The residential groups
are formed by a set of distinct logical criteria. Marriages
are defined on the minimum basis of birth group exogamy.
Uxorilocal residence, almost compulsory for a man's
first marriage (the Arara are generally polygynous)
is an important principle of recruitment, but one which
competes with individual options for choosing which
are always subject to variations (prestige and personal
affinities, pacts of solidarity and cooperation between
people, etc). While affinal relations form an important
element in the composition of residential groups, another
condition is the necessity for the residential groups
to behave as efficient units of co-operation: a reasonable
number of adult men, working together in the collective
tasks that the groups aim to fulfil (hunting during
the dry season, the clearing of a collective swidden,
etc.). Affinity and the necessity for co-operation are
principles organizing the residential groups: affinity
implies a form of compulsory co-operation (a concrete
mode of bride-service to be rendered to in-laws), which
the Arara try to avoid, while the relations of consanguinity
and 'formal friendship' which the Arara recognize (hunt
partnerships and war partnerships) imply another form
of co-operation, less tense and more amicable (but which,
virtually speaking, are just as compulsory as the former).

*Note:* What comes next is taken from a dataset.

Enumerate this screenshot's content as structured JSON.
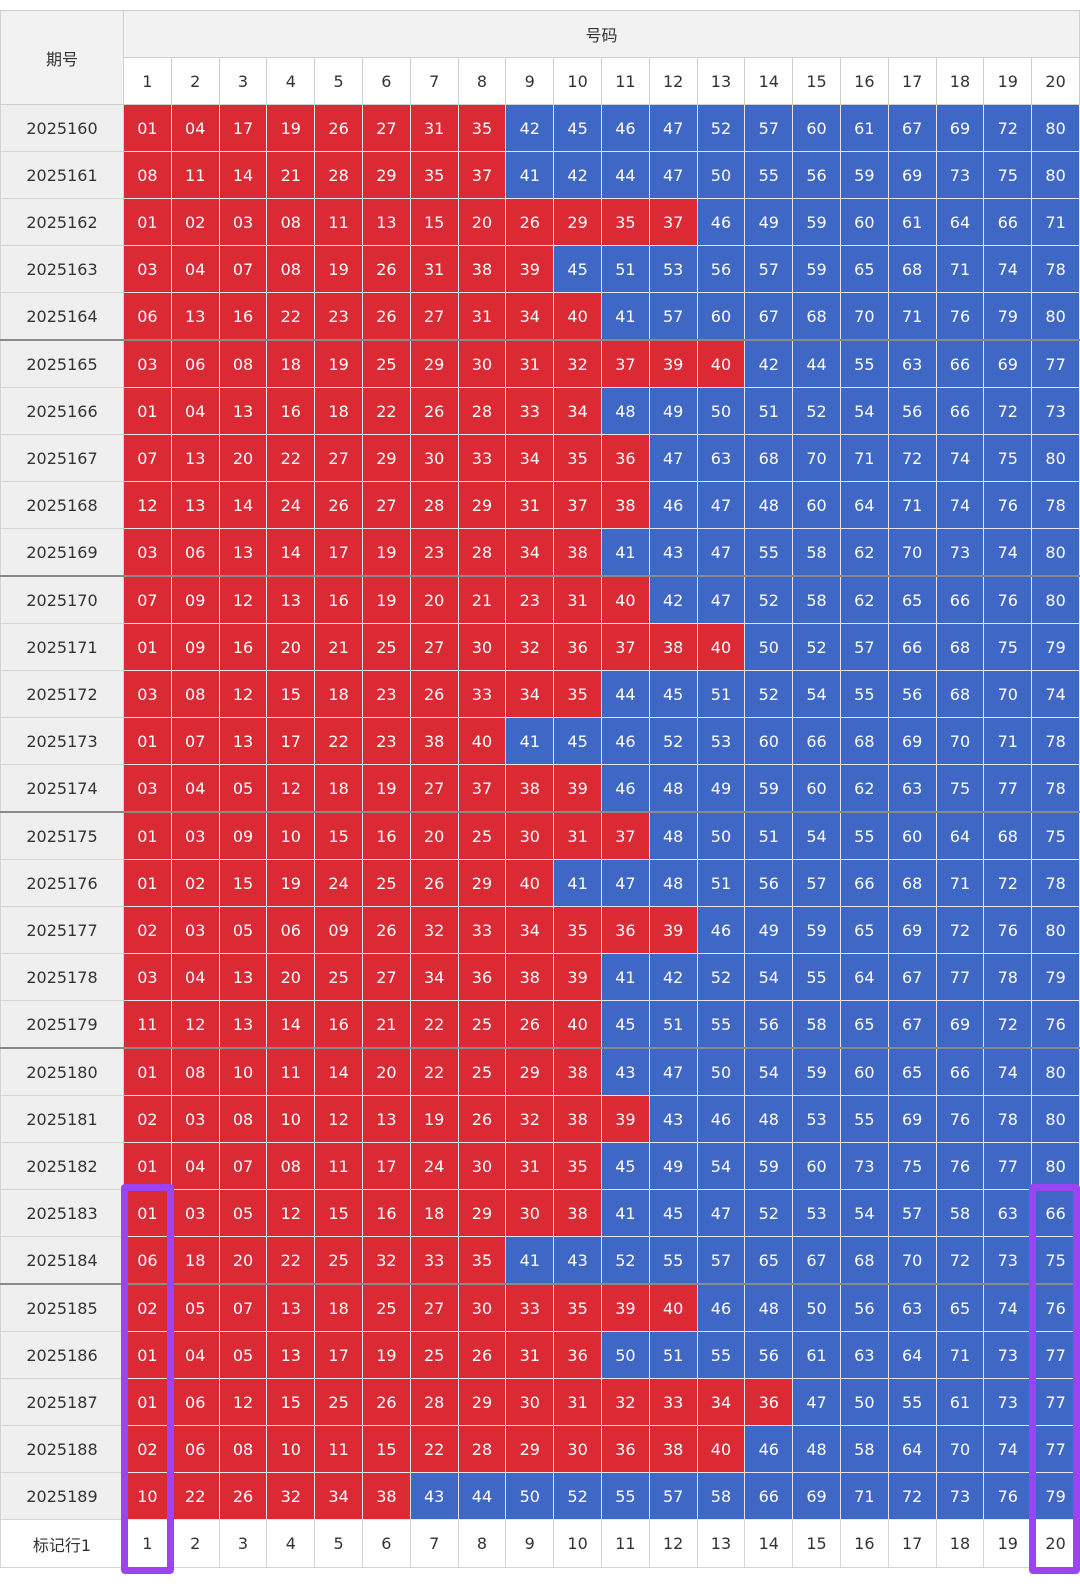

There is a large margin of imponderability
in the reasons which determine the personal choices
that influence the mode of distribution of the population
between the various houses. In the Laranjal village,
for example, there are three recognized residential
groups, but five different houses: two of these are
inhabited by conjugal units who, for particular reasons,
have autonomous dwellings but are socially integrated
into wider residential groups.
The Arara have no specific term for
'village,' the assembly of houses within a common space.
The lack of distinction between house and village also
highlights the fact that, as in the fairly recent past,
a single house may comprise the entire settlement of
a local group; without the recognition of a 'village'
properly speaking, a space where different dwellings
are conjoined, the Arara see house and village as co-extensive.